There were three different dips: cauliflower and olive, carrot and rosewater and beetroot and tahini, served with freshly made flatbreads. The cauli and olive dip was subtle and satisfying. The carrot and rosewater at first tasted like fine turkish delight but then developed into a very carroty savoury taste which was totally moreish. It was a similar story with the beetroot dip which had the beetroot flavour turned up to 11.

We had a range of mains. My mum went for lamb kebabs as she'd been advised that this would be a mild dish. Which it was. The kebabs were succulent and well flavoured and came with saffron rice which contained sultanas and caramelised onions.

My missus went for a Persian fish curry which she reckoned was the best curry she's ever had, and she had a few of a very high standard during our travels around South-East Asia. The fish had been cooked delicately in freshly made curry sauce full of bright yellows and greens.

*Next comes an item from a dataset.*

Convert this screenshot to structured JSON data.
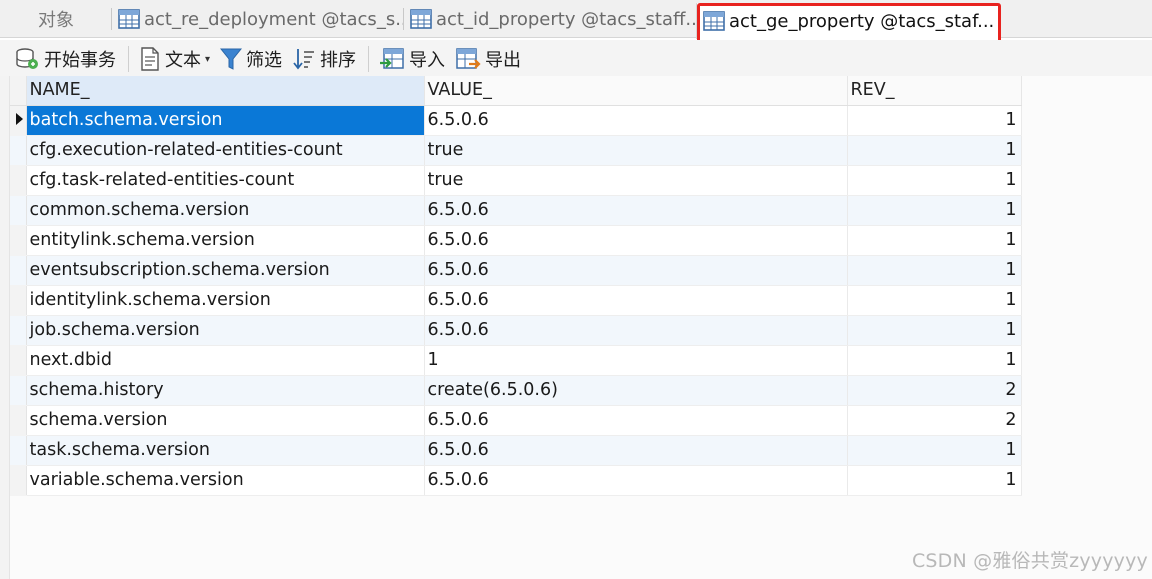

I went for a beef koresh with omani limes and prunes, which was a well balanced blend of fruity, savoury and meaty. It seemed unusual to have beef in a middle eastern recipe but it worked really well.

I can't wait to go back to be honest. The hot and cold mezze menu demands some attention, as do the evening specials which change regularly. Goat shwarma was on offer when we ate, and I think offering goat on a menu speaks volumes about the confidence of the kitchen. A confidence which is not misplaced here.